There are two things I’m talking about here. One is that I think the warring audio factions might be talking about two very different things (although the FR ppl seem to think there’s only one thing?). The other is which one I think is more important. It’s a wall of words, and in the end I’m not sure if I truly understand it myself so I’m probably gonna get torn to shreds for suggesting it.

I probably should use the word “timing” instead of “time domain”

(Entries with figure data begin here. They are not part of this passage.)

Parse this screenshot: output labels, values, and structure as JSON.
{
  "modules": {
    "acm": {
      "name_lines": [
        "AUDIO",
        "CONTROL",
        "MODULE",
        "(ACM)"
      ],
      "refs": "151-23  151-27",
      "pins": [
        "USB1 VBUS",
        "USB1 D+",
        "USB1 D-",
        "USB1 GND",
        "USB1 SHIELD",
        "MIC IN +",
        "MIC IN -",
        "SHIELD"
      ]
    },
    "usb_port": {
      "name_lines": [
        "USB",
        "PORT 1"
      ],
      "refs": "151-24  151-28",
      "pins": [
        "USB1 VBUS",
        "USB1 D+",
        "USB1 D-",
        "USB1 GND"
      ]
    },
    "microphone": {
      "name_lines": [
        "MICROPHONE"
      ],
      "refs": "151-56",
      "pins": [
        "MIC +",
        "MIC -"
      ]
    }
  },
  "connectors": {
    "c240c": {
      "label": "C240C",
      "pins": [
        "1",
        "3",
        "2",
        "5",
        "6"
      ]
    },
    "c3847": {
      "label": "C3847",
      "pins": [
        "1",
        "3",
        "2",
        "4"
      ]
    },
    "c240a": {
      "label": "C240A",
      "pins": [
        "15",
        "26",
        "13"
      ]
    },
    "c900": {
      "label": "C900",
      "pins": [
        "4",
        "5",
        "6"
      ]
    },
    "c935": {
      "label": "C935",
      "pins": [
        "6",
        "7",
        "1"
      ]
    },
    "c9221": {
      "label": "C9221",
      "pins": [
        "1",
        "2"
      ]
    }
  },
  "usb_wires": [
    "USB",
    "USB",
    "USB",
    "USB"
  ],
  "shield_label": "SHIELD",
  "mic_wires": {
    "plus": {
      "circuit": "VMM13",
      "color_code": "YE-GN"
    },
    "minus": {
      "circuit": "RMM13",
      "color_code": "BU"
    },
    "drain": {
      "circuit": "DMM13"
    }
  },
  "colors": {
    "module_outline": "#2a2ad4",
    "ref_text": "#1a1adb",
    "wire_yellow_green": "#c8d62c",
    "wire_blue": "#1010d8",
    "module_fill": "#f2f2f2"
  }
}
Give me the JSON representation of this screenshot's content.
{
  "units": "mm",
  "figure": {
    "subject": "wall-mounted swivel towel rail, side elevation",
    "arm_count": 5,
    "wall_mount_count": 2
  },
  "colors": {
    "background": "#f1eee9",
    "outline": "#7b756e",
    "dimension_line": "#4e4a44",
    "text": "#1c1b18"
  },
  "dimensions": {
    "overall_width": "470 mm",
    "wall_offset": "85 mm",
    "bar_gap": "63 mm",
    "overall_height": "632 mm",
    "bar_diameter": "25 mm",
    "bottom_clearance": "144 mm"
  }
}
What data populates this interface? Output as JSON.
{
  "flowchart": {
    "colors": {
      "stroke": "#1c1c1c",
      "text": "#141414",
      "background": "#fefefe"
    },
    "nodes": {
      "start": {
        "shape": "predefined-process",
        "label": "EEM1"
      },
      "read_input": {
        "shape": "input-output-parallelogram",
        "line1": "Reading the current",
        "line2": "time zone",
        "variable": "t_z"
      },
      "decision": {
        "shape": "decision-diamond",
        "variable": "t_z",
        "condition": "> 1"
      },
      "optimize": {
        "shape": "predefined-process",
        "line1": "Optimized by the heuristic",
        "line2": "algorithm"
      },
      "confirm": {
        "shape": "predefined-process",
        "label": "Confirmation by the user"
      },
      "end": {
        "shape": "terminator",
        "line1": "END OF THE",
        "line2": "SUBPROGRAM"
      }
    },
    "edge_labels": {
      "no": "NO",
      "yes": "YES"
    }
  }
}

I think I personally value the timing realm more than the frequency (pitch) realm. The audio engineers are right… you can only discern so much in terms of pitch. It’s 20 - 20,000 and even that’s generous considering 16,000 is already the limit for lots of older listeners. They’re also right that there are psychoacoustic things about sound. BUT I wonder if they forget about the timing when it comes to audio, because from what I can tell all ‘measurements’ when it comes to audio, are related to the Frequency Response (pitch) and not timing. A visual equivalent might be Audio is Color Spectrum and timing is “Frames Per Second”.

Maybe all the in-fighting over the topic is this mis-understanding? On the one side you have the equivalent of FR people focusing on the ‘color reproduction’ saying “You can’t even see Infrared light!” or “If you adjust the color, then the two pictures are exactly the same”. But then team “timing” is talking about resolution and motion fidelity, not necessarily color reproduction.

For example. How do we determine the location of sounds? The difference in timing between when audio reaches the left and right ears. It can be as low as 10 microseconds according to this article:

https://www.sciencefocus.com/science/why-is-there-left-and-right-on-headphones

Another article mentions that humans can detect even less than 10 microseconds (3 - 5 microseconds?) of timing difference:

https://phys.org/news/2013-02-human-fourier-uncertainty-principle.html

So many things can be explained by this. Spatial Cues like staging and imaging. Transients and Textures depend on the speed of changes in frequency, not the frequencies themselves. I think those same things help in determining how detailed & resolving things seem and relate to micro and macro dynamics. It’s known that if you compare a piano note to a guitar note… it’s the brief attack characteristics, the pluck vs the hammer, that clue us into which sound comes from which instrument. I think all of the “life-like” things are mostly in timing dependent vs frequency or pitch.

From what I can tell… the things that make Hi-Fi gear stand out from just the cheapest gear with good EQ applied, are tied to the timing. I’ve been lucky enough to go to a Can Jam before and listened to very expensive things and everything below in terms of price. To my ears, there IS a difference and it didn’t matter what the price tag said, I wasn’t gonna buy the expensive stuff anyways… I just wanted to hear the differences for myself.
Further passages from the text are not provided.